The post, Google To Launch New Doorway Page Penalty Algorithm by Barry Schwartz reminded me that Internet search is truly a crap shoot in a black box.
Google has over two hundred (200) factors that are known (or suspected) to play a role in its search algorithms and their ranking of results.
Even if you memorized the 200, if you are searching you don’t know how those factors will impact pages with information you want to see. (Unless you want to drive web traffic, the 200 factors are a curiosity and not much more.)
When you throw your search terms, like dice, in to the Google black box, you don’t know how they will interact with the unknown results of the ranking algorithms.

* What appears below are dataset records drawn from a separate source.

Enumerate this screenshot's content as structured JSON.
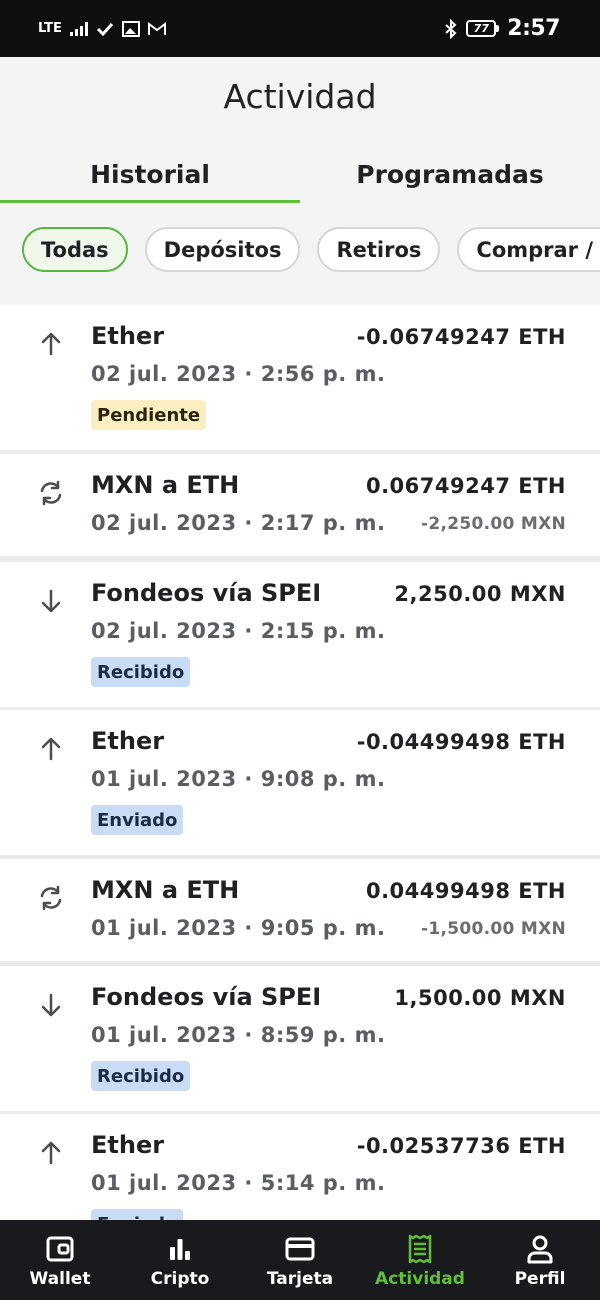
{
  "status_bar": {
    "network": "LTE",
    "battery": "77",
    "time": "2:57"
  },
  "header": {
    "title": "Actividad"
  },
  "tabs": [
    {
      "label": "Historial",
      "active": true
    },
    {
      "label": "Programadas",
      "active": false
    }
  ],
  "filters": [
    {
      "label": "Todas",
      "active": true
    },
    {
      "label": "Depósitos",
      "active": false
    },
    {
      "label": "Retiros",
      "active": false
    },
    {
      "label": "Comprar / Vender",
      "active": false
    }
  ],
  "transactions": [
    {
      "icon": "arrow-up-icon",
      "title": "Ether",
      "date": "02 jul. 2023 · 2:56 p. m.",
      "amount": "-0.06749247 ETH",
      "sub_amount": "",
      "status": "Pendiente"
    },
    {
      "icon": "exchange-icon",
      "title": "MXN a ETH",
      "date": "02 jul. 2023 · 2:17 p. m.",
      "amount": "0.06749247 ETH",
      "sub_amount": "-2,250.00 MXN",
      "status": ""
    },
    {
      "icon": "arrow-down-icon",
      "title": "Fondeos vía SPEI",
      "date": "02 jul. 2023 · 2:15 p. m.",
      "amount": "2,250.00 MXN",
      "sub_amount": "",
      "status": "Recibido"
    },
    {
      "icon": "arrow-up-icon",
      "title": "Ether",
      "date": "01 jul. 2023 · 9:08 p. m.",
      "amount": "-0.04499498 ETH",
      "sub_amount": "",
      "status": "Enviado"
    },
    {
      "icon": "exchange-icon",
      "title": "MXN a ETH",
      "date": "01 jul. 2023 · 9:05 p. m.",
      "amount": "0.04499498 ETH",
      "sub_amount": "-1,500.00 MXN",
      "status": ""
    },
    {
      "icon": "arrow-down-icon",
      "title": "Fondeos vía SPEI",
      "date": "01 jul. 2023 · 8:59 p. m.",
      "amount": "1,500.00 MXN",
      "sub_amount": "",
      "status": "Recibido"
    },
    {
      "icon": "arrow-up-icon",
      "title": "Ether",
      "date": "01 jul. 2023 · 5:14 p. m.",
      "amount": "-0.02537736 ETH",
      "sub_amount": "",
      "status": "Enviado"
    }
  ],
  "bottom_nav": [
    {
      "icon": "wallet-icon",
      "label": "Wallet",
      "active": false
    },
    {
      "icon": "chart-icon",
      "label": "Cripto",
      "active": false
    },
    {
      "icon": "card-icon",
      "label": "Tarjeta",
      "active": false
    },
    {
      "icon": "receipt-icon",
      "label": "Actividad",
      "active": true
    },
    {
      "icon": "profile-icon",
      "label": "Perfil",
      "active": false
    }
  ],
  "colors": {
    "accent": "#5fbf3b",
    "pending_badge": "#fbefc2",
    "info_badge": "#c9dcf6",
    "nav_background": "#191a1d"
  }
}
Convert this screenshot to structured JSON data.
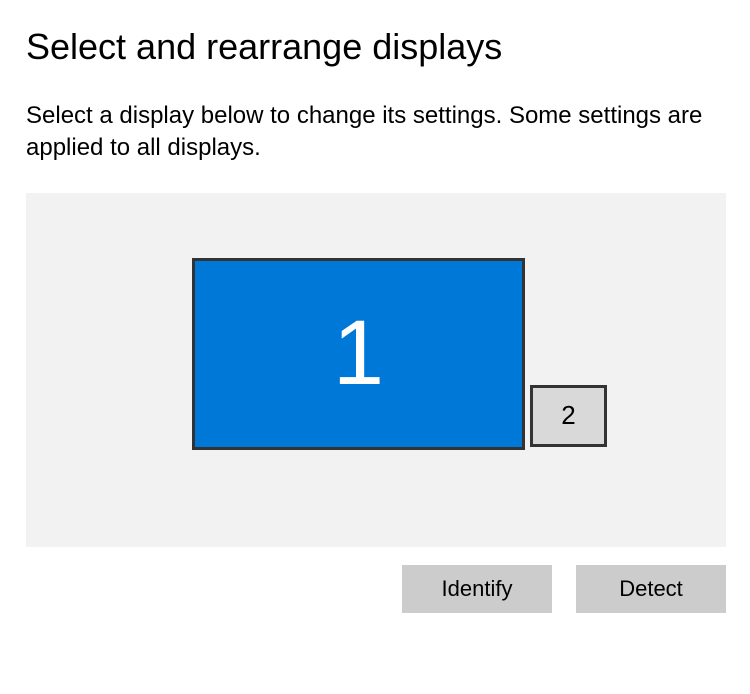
{
  "heading": "Select and rearrange displays",
  "description": "Select a display below to change its settings. Some settings are applied to all displays.",
  "displays": {
    "primary": {
      "label": "1"
    },
    "secondary": {
      "label": "2"
    }
  },
  "buttons": {
    "identify": "Identify",
    "detect": "Detect"
  }
}
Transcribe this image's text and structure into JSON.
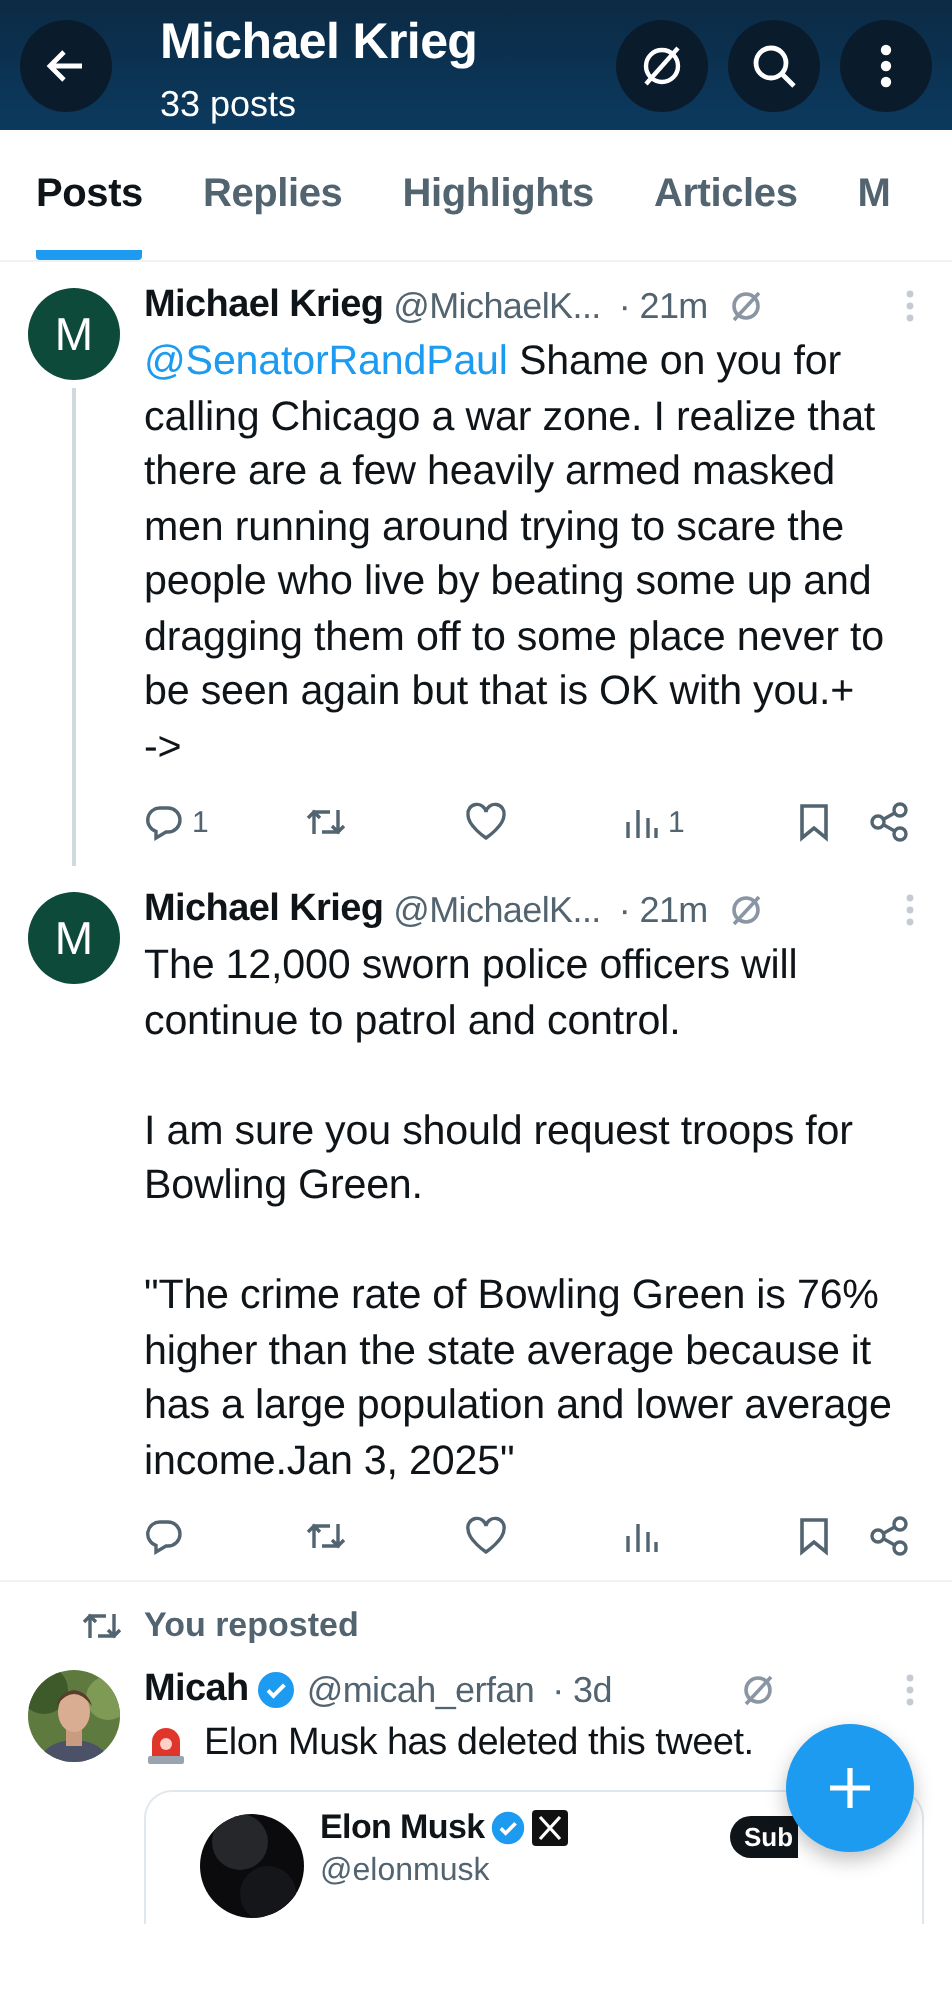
{
  "header": {
    "title": "Michael Krieg",
    "subtitle": "33 posts"
  },
  "tabs": [
    {
      "label": "Posts",
      "selected": true
    },
    {
      "label": "Replies",
      "selected": false
    },
    {
      "label": "Highlights",
      "selected": false
    },
    {
      "label": "Articles",
      "selected": false
    },
    {
      "label": "M",
      "selected": false
    }
  ],
  "posts": [
    {
      "avatar_letter": "M",
      "name": "Michael Krieg",
      "handle": "@MichaelK...",
      "time": "· 21m",
      "thread_line": true,
      "mention": "@SenatorRandPaul",
      "text": " Shame on you for calling Chicago a war zone. I realize that there are a few heavily armed masked men running around trying to scare the people who live by beating some up and dragging them off to some place never to be seen again but that is OK with you.+\n->",
      "replies": "1",
      "views": "1"
    },
    {
      "avatar_letter": "M",
      "name": "Michael Krieg",
      "handle": "@MichaelK...",
      "time": "· 21m",
      "thread_line": false,
      "text": "The 12,000 sworn police officers will continue to patrol and control.\n\nI am sure you should request troops for Bowling Green.\n\n\"The crime rate of Bowling Green is 76% higher than the state average because it has a large population and lower average income.Jan 3, 2025\""
    }
  ],
  "repost": {
    "label": "You reposted",
    "name": "Micah",
    "verified": true,
    "handle": "@micah_erfan",
    "time": "· 3d",
    "text": "Elon Musk has deleted this tweet.",
    "quote": {
      "name": "Elon Musk",
      "verified": true,
      "handle": "@elonmusk",
      "button": "Sub"
    }
  }
}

To make matters worse, yes, worse, the Google algorithms change over time. Some major, some not quite so major. But every change stands a chance to impact any ad hoc process you have adopted for finding information.
A good number of you won’t remember print indexes but one of their attractive features (in hindsight) was that the indexing was uniform, at least within reasonable limits, for decades. If you learned how to effectively use the printed index, you could always find information using that technique, without fear that the familiar results would simply disappear.
Perhaps that is a commercial use case for the Common Crawl data. Imagine a disclosed ranking algorithm that could be exposed to create a custom ranking for a sub-set of the data against which to perform searches. So the ranking against which you are searching is known and can be explored.
It would not have the very latest data but that’s difficult to extract from Google since it apparently tosses the information about when it first encountered a page. Or at the very least doesn’t make it available to users. At least as an option, being able to pick the most recent resources matching a search would be vastly superior to the page-rank orthodoxy at Google.
Not to single Google out too much because I haven’t encountered other search engines that are more transparent. They may exist but I am unaware of them.